JSON is just text in key: value form — the universal language APIs speak.

Status codes — the 3 families

200 OKSuccess (GET/PUT worked)
201 CreatedSuccess, a new thing was made (POST)
400 Bad RequestYou sent something invalid
401 / 403Not logged in / not allowed
404 Not FoundThat resource doesn’t exist
500 Server ErrorThe server broke (not your fault)

Shortcut: 2xx = it worked · 4xx = you messed up · 5xx = the server messed up.

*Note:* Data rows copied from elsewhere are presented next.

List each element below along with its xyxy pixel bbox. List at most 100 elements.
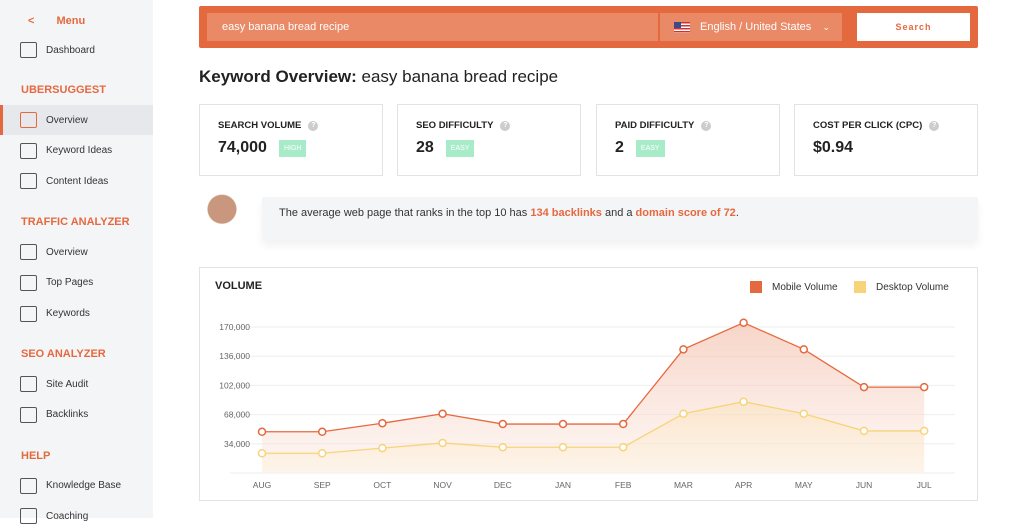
search-button[interactable]: Search bbox=[857, 13, 970, 41]
link-icon bbox=[20, 406, 37, 423]
section-title: UBERSUGGEST bbox=[21, 84, 106, 96]
sidebar-item-coaching[interactable]: Coaching bbox=[0, 501, 153, 531]
book-icon bbox=[20, 477, 37, 494]
content-icon bbox=[20, 173, 37, 190]
difficulty-badge: EASY bbox=[445, 139, 475, 157]
magnify-wave-icon bbox=[20, 244, 37, 261]
metric-card: SEARCH VOLUME? 74,000 HIGH bbox=[199, 104, 383, 176]
lightbulb-list-icon bbox=[20, 142, 37, 159]
mobile-point[interactable] bbox=[739, 318, 748, 327]
chart-icon bbox=[20, 112, 37, 128]
mobile-point[interactable] bbox=[498, 419, 508, 429]
sidebar-item-keywords[interactable]: Keywords bbox=[0, 299, 153, 329]
x-tick-label: MAY bbox=[795, 480, 813, 490]
mobile-point[interactable] bbox=[558, 419, 568, 429]
help-icon[interactable]: ? bbox=[500, 120, 511, 131]
sidebar-item-overview[interactable]: Overview bbox=[0, 105, 153, 135]
sidebar-item-backlinks[interactable]: Backlinks bbox=[0, 400, 153, 430]
x-tick-label: AUG bbox=[253, 480, 271, 490]
x-tick-label: FEB bbox=[615, 480, 632, 490]
search-bar: English / United States⌄ Search bbox=[199, 6, 978, 48]
desktop-point[interactable] bbox=[498, 442, 508, 452]
mobile-line bbox=[262, 321, 925, 433]
keyword-input[interactable] bbox=[207, 13, 658, 41]
desktop-point[interactable] bbox=[558, 442, 568, 452]
desktop-point[interactable] bbox=[859, 426, 869, 436]
x-tick-label: APR bbox=[735, 480, 752, 490]
metric-card: PAID DIFFICULTY? 2 EASY bbox=[596, 104, 780, 176]
menu-back-button[interactable]: < Menu bbox=[28, 15, 86, 27]
x-tick-label: JAN bbox=[555, 480, 571, 490]
x-tick-label: OCT bbox=[373, 480, 391, 490]
tip-banner: The average web page that ranks in the t… bbox=[262, 197, 978, 240]
legend-desktop[interactable]: Desktop Volume bbox=[854, 281, 949, 293]
x-tick-label: JUL bbox=[917, 480, 932, 490]
sidebar-item-keyword-ideas[interactable]: Keyword Ideas bbox=[0, 136, 153, 166]
mobile-point[interactable] bbox=[919, 382, 929, 392]
x-tick-label: DEC bbox=[494, 480, 512, 490]
help-icon[interactable]: ? bbox=[308, 120, 319, 131]
eye-list-icon bbox=[20, 376, 37, 393]
chevron-left-icon: < bbox=[28, 15, 35, 27]
sidebar: < Menu Dashboard UBERSUGGEST Overview Keywo… bbox=[0, 0, 153, 525]
mobile-point[interactable] bbox=[257, 427, 267, 437]
mobile-point[interactable] bbox=[317, 427, 327, 437]
mobile-point[interactable] bbox=[618, 419, 628, 429]
search-list-icon bbox=[20, 305, 37, 322]
page-title: Keyword Overview: easy banana bread reci… bbox=[199, 67, 559, 86]
sidebar-item-top-pages[interactable]: Top Pages bbox=[0, 268, 153, 298]
desktop-point[interactable] bbox=[257, 448, 267, 458]
dashboard-icon bbox=[20, 42, 37, 58]
help-icon[interactable]: ? bbox=[701, 120, 712, 131]
mobile-point[interactable] bbox=[438, 409, 447, 418]
volume-chart: 34,000 68,000 102,000 136,000 170,000 AUG SEP O… bbox=[219, 318, 955, 490]
desktop-point[interactable] bbox=[317, 448, 327, 458]
metric-card: SEO DIFFICULTY? 28 EASY bbox=[397, 104, 581, 176]
y-tick-label: 34,000 bbox=[224, 439, 250, 449]
sidebar-item-content-ideas[interactable]: Content Ideas bbox=[0, 166, 153, 196]
coaching-icon bbox=[20, 508, 37, 525]
avatar bbox=[199, 190, 245, 238]
x-tick-label: NOV bbox=[433, 480, 452, 490]
language-select[interactable]: English / United States ⌄ bbox=[660, 13, 842, 41]
mobile-point[interactable] bbox=[679, 345, 688, 354]
desktop-area bbox=[262, 401, 925, 473]
sidebar-item-overview[interactable]: Overview bbox=[0, 237, 153, 267]
chart-title: VOLUME bbox=[215, 280, 263, 292]
desktop-point[interactable] bbox=[438, 438, 447, 448]
desktop-point[interactable] bbox=[739, 397, 748, 406]
desktop-point[interactable] bbox=[919, 426, 929, 436]
help-icon[interactable]: ? bbox=[929, 120, 940, 131]
mobile-point[interactable] bbox=[378, 418, 387, 428]
page-arrow-icon bbox=[20, 274, 37, 291]
mobile-point[interactable] bbox=[859, 382, 869, 392]
x-tick-label: SEP bbox=[314, 480, 331, 490]
sidebar-item-knowledge-base[interactable]: Knowledge Base bbox=[0, 471, 153, 501]
section-title: SEO ANALYZER bbox=[21, 348, 106, 361]
metric-card: COST PER CLICK (CPC)? $0.94 bbox=[794, 104, 978, 176]
us-flag-icon bbox=[674, 21, 690, 33]
x-tick-label: MAR bbox=[674, 480, 693, 490]
difficulty-badge: EASY bbox=[635, 139, 665, 157]
y-tick-label: 102,000 bbox=[219, 380, 250, 390]
domain-score-link[interactable]: domain score of 72 bbox=[635, 207, 736, 219]
legend-mobile[interactable]: Mobile Volume bbox=[750, 281, 838, 293]
y-tick-label: 136,000 bbox=[219, 351, 250, 361]
desktop-line bbox=[262, 401, 925, 454]
y-tick-label: 68,000 bbox=[224, 410, 250, 420]
y-tick-label: 170,000 bbox=[219, 322, 250, 332]
desktop-point[interactable] bbox=[799, 409, 809, 418]
volume-chart-card: VOLUME Mobile Volume Desktop Volume 34,0… bbox=[199, 267, 978, 501]
desktop-point[interactable] bbox=[378, 443, 387, 453]
sidebar-item-dashboard[interactable]: Dashboard bbox=[0, 35, 153, 65]
mobile-point[interactable] bbox=[799, 345, 809, 354]
sidebar-item-site-audit[interactable]: Site Audit bbox=[0, 369, 153, 399]
desktop-point[interactable] bbox=[618, 442, 628, 452]
section-title: TRAFFIC ANALYZER bbox=[21, 216, 130, 229]
desktop-point[interactable] bbox=[679, 409, 688, 418]
chevron-down-icon: ⌄ bbox=[822, 21, 830, 32]
backlinks-link[interactable]: 134 backlinks bbox=[530, 207, 602, 219]
x-tick-label: JUN bbox=[856, 480, 873, 490]
difficulty-badge: HIGH bbox=[278, 139, 307, 157]
section-title: HELP bbox=[21, 449, 51, 462]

Where you’ll use it — real life

📱 Every app

Your phone apps are frontends calling APIs. Load a screen = a GET; submit a form = a POST.

🌱 Spring Boot

A @RestController is you building REST endpoints — the SplitEase API in your roadmap.

🏦 Your Ayris work

EMV/payment flows are API calls between merchant, switch and bank — you already live here.

🔁 Idempotency

A POST that retries shouldn’t double-charge — “safe to repeat” is a key REST/payments idea.

Now YOU do the reps

🗣️ The 2-minute explain test

Out loud: “What is a REST API, what do GET/POST/PUT/DELETE do, and what do 2xx/4xx/5xx mean?” Then log it in your Journal.